I have episodes of fainting often. I can imagine this being scary for him, but he knows exactly what to do when this happens. He always puts his fingers under my nose to check if I am breathing. Luckily, I have come round quickly and have never needed medical attention. If I look sad he asks what is wrong, or asks if it is my period, or my endo, or a fibro flare. Yes, he knows too much! I think when you have chronic illnesses or any long term illness that affects your life the people around you should have some knowledge of what is going on. Obviously I don’t tell my son everything but I have at least explained to him what the conditions are and about the treatments and side effects. I think it is important Ash understands why I am the way I am and why my emotions often resemble a rollercoaster ride. Children can often take a situation which escalates in their mind and they often think worst case scenarios. So I think the direct honest approach is best.
I asked Ash what he thought about me being ill and he replied, “It is quite sad, and makes me worry sometimes.
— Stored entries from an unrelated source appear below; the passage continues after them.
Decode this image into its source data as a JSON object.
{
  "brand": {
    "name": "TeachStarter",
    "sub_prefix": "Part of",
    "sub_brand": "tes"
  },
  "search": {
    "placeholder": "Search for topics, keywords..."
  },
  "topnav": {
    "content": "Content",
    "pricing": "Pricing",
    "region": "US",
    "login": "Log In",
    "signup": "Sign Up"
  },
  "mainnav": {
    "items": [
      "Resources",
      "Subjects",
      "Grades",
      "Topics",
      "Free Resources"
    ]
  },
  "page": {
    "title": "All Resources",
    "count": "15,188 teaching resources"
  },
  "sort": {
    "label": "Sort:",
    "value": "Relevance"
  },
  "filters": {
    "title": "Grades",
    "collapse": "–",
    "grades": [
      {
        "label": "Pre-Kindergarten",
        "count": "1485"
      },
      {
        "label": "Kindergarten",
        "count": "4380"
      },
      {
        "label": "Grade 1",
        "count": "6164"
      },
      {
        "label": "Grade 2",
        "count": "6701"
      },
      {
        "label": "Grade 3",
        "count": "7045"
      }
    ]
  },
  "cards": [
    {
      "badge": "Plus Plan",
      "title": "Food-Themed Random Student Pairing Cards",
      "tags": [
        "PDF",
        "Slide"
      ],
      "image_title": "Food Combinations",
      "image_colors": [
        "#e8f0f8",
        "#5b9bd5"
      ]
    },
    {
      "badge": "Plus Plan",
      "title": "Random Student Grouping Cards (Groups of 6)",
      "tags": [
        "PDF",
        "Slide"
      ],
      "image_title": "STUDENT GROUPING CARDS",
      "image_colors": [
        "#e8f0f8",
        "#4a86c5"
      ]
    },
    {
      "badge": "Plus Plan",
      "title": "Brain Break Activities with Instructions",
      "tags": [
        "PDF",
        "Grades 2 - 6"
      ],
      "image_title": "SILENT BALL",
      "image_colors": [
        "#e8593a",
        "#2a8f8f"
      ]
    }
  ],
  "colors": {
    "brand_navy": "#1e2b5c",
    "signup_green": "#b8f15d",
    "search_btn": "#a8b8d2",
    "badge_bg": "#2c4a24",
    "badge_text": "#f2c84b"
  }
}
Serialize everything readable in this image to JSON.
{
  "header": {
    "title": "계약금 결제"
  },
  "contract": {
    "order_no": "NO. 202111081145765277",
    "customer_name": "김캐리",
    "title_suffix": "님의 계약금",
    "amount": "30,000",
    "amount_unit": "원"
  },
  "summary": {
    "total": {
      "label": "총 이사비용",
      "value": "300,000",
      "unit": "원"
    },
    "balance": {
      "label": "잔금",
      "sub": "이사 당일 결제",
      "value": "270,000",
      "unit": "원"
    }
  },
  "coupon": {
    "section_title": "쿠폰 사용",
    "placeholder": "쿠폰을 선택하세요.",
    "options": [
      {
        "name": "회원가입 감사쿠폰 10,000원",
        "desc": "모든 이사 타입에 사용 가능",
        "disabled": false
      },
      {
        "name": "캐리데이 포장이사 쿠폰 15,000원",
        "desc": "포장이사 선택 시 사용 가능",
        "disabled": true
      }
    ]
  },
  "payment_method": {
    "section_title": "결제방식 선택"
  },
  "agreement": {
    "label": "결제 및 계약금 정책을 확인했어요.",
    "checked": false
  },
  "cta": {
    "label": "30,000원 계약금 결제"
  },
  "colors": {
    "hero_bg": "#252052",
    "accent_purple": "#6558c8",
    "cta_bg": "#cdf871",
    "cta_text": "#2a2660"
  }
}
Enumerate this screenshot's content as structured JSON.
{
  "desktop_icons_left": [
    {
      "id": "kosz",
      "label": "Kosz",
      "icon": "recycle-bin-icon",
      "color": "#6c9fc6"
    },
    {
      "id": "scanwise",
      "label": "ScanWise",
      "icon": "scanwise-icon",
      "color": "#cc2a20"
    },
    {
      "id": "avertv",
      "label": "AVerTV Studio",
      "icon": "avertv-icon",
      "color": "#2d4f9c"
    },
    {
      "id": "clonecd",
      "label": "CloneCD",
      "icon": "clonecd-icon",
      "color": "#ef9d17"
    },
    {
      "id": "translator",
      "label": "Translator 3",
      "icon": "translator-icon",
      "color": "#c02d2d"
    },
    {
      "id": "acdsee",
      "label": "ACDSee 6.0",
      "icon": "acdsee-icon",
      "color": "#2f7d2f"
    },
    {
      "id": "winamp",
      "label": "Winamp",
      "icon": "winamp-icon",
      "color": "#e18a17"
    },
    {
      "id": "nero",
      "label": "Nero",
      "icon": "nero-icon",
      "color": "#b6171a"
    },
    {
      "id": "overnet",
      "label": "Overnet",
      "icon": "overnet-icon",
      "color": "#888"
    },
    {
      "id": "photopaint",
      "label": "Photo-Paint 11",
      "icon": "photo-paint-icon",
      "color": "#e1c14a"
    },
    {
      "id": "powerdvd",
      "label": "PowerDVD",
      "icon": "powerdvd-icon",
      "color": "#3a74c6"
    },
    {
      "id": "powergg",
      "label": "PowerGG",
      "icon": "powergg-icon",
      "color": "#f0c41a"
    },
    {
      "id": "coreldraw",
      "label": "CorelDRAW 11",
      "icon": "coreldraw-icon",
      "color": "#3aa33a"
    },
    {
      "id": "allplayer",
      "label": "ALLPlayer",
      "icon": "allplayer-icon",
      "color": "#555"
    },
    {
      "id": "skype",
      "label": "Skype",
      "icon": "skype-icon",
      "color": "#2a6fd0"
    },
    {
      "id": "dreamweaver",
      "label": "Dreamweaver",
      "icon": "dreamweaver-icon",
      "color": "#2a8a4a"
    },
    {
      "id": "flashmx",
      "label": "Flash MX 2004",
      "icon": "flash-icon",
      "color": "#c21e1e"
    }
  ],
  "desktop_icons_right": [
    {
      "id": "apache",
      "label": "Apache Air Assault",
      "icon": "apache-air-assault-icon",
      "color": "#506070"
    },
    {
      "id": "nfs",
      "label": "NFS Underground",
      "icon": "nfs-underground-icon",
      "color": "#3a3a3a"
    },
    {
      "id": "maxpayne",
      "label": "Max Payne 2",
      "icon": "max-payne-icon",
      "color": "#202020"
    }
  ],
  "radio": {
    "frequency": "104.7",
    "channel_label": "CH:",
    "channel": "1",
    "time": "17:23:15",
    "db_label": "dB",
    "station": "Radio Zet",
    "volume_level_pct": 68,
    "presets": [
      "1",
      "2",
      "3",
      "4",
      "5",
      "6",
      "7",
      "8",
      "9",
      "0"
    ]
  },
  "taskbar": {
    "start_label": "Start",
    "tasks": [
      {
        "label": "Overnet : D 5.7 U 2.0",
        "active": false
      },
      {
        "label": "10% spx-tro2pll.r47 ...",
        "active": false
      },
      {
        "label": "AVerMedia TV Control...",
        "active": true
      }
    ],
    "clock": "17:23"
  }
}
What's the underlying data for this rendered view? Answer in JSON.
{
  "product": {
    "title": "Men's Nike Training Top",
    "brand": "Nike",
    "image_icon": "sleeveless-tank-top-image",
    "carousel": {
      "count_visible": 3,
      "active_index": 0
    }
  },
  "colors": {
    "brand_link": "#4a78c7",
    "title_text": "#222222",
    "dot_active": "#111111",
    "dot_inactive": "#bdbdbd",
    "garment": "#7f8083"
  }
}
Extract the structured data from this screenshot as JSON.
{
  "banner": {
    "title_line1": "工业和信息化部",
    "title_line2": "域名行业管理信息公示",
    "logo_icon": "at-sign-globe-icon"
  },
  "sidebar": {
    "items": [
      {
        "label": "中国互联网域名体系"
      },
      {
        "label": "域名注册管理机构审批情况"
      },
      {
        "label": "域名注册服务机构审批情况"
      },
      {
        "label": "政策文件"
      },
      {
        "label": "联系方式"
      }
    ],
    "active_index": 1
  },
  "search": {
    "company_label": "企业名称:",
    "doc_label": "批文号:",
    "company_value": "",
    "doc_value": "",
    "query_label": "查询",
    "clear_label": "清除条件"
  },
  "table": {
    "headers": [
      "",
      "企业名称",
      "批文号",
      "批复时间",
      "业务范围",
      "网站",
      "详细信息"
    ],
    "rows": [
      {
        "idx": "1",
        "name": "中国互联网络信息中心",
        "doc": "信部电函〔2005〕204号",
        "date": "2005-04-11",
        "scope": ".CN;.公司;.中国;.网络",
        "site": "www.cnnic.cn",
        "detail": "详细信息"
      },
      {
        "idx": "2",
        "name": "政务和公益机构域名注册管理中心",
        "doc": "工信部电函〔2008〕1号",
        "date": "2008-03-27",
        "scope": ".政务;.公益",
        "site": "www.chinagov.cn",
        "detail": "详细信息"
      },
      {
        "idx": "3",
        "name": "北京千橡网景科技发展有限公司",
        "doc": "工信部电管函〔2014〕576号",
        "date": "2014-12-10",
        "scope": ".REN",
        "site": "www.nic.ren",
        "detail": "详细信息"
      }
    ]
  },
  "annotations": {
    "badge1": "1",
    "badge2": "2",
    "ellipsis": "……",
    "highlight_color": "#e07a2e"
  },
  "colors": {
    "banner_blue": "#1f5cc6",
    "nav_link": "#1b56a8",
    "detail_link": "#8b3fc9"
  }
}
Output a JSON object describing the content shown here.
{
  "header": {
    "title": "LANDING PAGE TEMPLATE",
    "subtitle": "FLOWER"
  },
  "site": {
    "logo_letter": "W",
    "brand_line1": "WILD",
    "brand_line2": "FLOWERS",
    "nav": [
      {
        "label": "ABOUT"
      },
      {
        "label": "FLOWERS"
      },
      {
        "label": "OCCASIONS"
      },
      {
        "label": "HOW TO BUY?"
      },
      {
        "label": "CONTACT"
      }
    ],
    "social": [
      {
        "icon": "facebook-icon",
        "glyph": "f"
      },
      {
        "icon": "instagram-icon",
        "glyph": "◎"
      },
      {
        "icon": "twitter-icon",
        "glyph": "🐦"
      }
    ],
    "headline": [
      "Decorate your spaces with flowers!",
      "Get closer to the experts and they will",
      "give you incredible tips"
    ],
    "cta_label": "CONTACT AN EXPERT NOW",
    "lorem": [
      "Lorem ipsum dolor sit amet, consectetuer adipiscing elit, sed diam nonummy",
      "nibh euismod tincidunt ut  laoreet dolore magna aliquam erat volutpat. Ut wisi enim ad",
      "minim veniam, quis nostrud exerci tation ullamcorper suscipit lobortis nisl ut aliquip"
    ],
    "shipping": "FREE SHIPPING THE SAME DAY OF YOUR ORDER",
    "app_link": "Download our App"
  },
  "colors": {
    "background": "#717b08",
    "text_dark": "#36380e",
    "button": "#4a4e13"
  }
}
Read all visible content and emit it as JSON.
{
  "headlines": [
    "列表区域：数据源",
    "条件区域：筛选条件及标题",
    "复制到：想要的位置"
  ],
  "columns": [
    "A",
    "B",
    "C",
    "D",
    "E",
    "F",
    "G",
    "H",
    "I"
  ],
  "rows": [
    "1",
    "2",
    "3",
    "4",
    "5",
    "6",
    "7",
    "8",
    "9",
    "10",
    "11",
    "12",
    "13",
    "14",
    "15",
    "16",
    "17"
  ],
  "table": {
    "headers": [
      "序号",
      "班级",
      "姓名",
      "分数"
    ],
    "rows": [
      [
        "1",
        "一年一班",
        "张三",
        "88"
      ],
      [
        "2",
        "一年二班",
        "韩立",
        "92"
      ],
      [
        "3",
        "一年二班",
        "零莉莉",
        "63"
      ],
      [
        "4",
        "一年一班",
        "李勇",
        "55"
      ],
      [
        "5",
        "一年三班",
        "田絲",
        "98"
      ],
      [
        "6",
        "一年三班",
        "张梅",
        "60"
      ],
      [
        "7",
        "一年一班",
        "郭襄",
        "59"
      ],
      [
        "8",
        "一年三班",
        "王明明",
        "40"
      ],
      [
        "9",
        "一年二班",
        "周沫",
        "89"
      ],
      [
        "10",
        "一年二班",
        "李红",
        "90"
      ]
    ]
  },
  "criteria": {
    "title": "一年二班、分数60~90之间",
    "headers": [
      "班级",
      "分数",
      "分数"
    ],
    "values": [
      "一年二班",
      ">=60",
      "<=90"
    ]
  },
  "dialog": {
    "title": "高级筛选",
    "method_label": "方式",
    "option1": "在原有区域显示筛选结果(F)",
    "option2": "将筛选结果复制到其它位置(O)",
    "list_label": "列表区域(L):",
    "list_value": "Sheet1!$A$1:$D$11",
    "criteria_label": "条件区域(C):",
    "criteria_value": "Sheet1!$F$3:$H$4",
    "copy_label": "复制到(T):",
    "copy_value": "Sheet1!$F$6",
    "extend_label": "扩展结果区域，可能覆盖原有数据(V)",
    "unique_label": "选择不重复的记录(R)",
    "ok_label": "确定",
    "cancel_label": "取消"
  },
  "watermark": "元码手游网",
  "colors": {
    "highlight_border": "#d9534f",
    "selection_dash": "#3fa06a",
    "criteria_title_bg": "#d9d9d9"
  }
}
You are brilliant Mum though, because you care for me and you just love me! ”
Sometimes we plan, well I say plan loosely, because every day is different in terms of fatigue, mood and pain. There will be days I will push myself so we can go to the park or meet friends or whatever is on the agenda. Afterwards I feel physically drained though. Sometimes I wake and just think “no, I can’t cope with today”, but then I force myself to get up and do something productive. Then there are other days I cannot move and on those days we watch movies, play board games or I just sleep. My illnesses are so unpredictable that often I have to cancel plans. I hate this! But it is worse when I have to cancel plans with my son. The look of disappointment is heart breaking. Many times I have resumed my plan, pushing myself to the limit. I am really trying! I know I get sick of me, so I am sure it becomes tiring and frustrating for Ash. I have often felt I am emotionally suffocating him so I have made more of an effort to socialise, so the pressure is not on him all the time to be stuck to me like glue. He has many friends, that he often sees which makes me immensely happy.
Recently I had the realisation my son was spending too much time playing video games, especially on those days when my pain and fatigue levels were shockingly high. This was partly my fault for not monitoring and encouraging him to do other things. Now we have a rule where he can play or watch television for thirty minutes per day. Previously I felt he rushed everything to just get back to playing games. This new rule has made such a difference in his attitude. Plus I found out that he didn’t want to spend so much time playing video games anyway. He wanted to stay out of the way so I could rest. He wanted to spend time with me, but didn’t want to disturb me. So now we both make a special effort to at least do one fun thing a day together.
I know I am not the perfect mum, but who is? I don’t think there is such a thing. I try my best every day to manage my physical and emotional health. I try to do what is right to make me not be pulled into this black hole that I am forever creeping around the edge of. I try to balance fun, responsibility and education for my son. I try my best and that is all I can do.